Title: Introduction to Orthotics, A Clinical Reasoning and Problem-Solving Approach
Authors: Brenda M Coppard, PhD, OTR/L, FAOTA; Helene Lohman, MA, OTR/L, FAOTA
Publisher: Elsevier, 2015; 485 pages
Reviewed by: Megan Christ, MSPO, CPO
This spiral bound textbook covers a comprehensive range of low-temperature orthoses for the upper limbs. Written by occupational therapists and others in rehabilitation medicine, the target audience is occupational therapy students and entry-level practitioners.
The book is divided into three sections. Chapters 1-6 provide an overview of orthotics, covering rationale, fabrication tools, biomechanics, and clinical reasoning. Chapters 7-11 break down orthotic intervention by anatomical section (wrist, thumb, hand, elbow, and fingers). Each of these chapters is further broken down by diagnosis including rheumatoid arthritis, osteoarthritis, and burn. Chapters 12-16 address specific conditions (contractures, nerve injuries, and spasticity) and populations (pediatric and geriatric). Chapters 17-19 provide a concise, yet comprehensive overview of lower-limb orthoses and upper-limb prostheses.
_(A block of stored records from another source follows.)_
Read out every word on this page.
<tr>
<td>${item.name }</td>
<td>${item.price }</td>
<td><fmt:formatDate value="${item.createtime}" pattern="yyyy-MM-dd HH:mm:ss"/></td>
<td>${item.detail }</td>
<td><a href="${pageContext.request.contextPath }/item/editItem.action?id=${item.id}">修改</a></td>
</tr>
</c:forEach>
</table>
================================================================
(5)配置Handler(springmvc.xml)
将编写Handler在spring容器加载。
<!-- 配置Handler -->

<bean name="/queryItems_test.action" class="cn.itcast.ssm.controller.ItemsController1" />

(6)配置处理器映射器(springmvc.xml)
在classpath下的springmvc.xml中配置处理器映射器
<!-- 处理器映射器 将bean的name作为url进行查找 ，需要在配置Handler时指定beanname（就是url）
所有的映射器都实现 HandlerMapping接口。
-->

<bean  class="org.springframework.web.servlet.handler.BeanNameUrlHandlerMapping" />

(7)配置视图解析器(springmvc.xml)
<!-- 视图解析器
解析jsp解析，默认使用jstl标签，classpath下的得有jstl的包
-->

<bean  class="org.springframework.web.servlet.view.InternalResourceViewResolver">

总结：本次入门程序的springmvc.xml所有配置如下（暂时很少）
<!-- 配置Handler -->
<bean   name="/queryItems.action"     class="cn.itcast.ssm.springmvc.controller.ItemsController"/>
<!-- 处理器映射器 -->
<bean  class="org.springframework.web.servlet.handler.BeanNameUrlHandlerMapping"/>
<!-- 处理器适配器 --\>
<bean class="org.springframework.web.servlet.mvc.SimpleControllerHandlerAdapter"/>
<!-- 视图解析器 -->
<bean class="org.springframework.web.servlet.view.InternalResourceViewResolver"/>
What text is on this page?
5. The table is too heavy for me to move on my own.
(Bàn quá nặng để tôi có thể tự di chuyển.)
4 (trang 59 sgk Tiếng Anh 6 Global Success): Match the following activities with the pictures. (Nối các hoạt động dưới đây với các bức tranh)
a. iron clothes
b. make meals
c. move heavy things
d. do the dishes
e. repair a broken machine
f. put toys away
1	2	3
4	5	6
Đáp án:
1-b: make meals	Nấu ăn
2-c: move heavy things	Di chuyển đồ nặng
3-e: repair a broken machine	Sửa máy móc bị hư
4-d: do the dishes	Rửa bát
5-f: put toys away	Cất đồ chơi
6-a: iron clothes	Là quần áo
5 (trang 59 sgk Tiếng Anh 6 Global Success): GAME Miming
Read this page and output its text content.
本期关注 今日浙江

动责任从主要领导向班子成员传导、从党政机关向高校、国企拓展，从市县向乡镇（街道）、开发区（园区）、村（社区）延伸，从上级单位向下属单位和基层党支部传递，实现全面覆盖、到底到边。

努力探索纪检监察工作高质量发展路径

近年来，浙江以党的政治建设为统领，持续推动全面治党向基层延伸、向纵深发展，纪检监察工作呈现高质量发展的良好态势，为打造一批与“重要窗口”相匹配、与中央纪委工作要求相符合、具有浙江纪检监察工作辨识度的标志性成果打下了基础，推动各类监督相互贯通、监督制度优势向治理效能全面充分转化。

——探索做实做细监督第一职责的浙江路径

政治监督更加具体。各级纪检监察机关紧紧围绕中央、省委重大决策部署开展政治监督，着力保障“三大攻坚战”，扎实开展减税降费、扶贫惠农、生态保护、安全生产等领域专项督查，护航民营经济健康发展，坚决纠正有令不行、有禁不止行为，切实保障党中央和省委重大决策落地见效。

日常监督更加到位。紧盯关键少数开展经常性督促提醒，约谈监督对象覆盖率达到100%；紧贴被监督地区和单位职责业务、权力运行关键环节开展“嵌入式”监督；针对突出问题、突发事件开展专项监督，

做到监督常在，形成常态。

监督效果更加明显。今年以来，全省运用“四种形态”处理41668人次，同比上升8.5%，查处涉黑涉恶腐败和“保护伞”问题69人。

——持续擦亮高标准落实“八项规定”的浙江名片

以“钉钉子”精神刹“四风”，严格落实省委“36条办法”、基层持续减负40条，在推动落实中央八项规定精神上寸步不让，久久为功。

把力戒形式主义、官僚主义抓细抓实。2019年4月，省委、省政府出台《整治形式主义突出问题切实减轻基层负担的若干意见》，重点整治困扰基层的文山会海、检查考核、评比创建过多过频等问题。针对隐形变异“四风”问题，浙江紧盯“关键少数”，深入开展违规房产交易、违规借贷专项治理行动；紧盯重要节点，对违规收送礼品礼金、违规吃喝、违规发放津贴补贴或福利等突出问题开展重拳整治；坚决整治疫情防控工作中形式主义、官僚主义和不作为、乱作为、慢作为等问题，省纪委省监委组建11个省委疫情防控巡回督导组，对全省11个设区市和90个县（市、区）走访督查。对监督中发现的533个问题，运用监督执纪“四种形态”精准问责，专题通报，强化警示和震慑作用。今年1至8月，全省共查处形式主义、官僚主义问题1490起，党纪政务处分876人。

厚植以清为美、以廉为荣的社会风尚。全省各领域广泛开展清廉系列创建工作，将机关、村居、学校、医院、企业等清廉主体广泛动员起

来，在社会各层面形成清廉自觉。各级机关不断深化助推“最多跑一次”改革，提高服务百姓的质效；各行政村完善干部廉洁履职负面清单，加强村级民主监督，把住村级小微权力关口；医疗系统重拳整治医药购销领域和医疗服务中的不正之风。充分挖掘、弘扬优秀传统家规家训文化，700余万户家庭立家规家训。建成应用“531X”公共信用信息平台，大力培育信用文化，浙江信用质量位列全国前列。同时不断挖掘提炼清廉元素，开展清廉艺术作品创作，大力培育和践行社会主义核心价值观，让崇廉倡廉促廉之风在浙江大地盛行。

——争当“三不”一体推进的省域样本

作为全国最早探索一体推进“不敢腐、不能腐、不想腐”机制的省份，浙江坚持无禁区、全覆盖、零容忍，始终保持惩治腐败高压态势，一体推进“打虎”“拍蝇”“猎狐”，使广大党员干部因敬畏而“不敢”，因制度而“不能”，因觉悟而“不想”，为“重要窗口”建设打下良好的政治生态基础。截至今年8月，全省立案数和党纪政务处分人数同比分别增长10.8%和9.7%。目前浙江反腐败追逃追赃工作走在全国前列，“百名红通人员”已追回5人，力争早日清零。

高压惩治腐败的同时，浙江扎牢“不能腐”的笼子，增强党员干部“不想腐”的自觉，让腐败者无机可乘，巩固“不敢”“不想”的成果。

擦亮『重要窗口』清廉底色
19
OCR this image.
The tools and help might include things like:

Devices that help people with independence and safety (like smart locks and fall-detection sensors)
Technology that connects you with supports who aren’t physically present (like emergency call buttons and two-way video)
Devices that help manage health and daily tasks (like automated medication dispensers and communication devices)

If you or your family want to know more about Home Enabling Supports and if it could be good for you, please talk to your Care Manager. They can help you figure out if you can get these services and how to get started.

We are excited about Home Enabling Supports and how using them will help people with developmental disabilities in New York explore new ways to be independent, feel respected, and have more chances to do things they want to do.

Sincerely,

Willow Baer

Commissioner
Each chapter begins with a list of key terms and objectives, followed by a sample case narrative to engage the reader and set the tone for the subject matter. The book contains good illustrations and pictures of orthoses. It gives step-by-step instructions on how to fabricate low-temperature orthoses, including molding patterns, joint positioning, direct forming, and strapping. Case studies, quizzes, lab exercises, and review questions enhance the text and reinforce important concepts. Some chapters conclude with a fun exercise that begins with a picture of a poorly made orthosis. Based on the picture, the reader has to identify the errors in the orthosis and state the impact on the patient.
The text goes beyond just teaching how to make an orthosis. It also focuses on the provider's responsibility to the patient, the importance of patient education, and follow-up protocols. The book provides examples of how to communicate with the physician to get prescription clarification and documentation as to the appropriateness of the device as well as charts showing the available literature on evidence-based practice to support orthotic intervention.
Summary: Introduction to Orthotics is geared toward occupational therapists who provide low-temperature upper-limb orthoses. It provides a comprehensive guide to rationale, design, and fabrication of upper-limb orthoses, as well as patient management. Orthotists who work in a multidisciplinary clinic, rehabilitation hospital, or orthopedic clinic will find it useful. This text is a valuable reference for communicating with occupational therapists and physicians about upper-limb orthoses.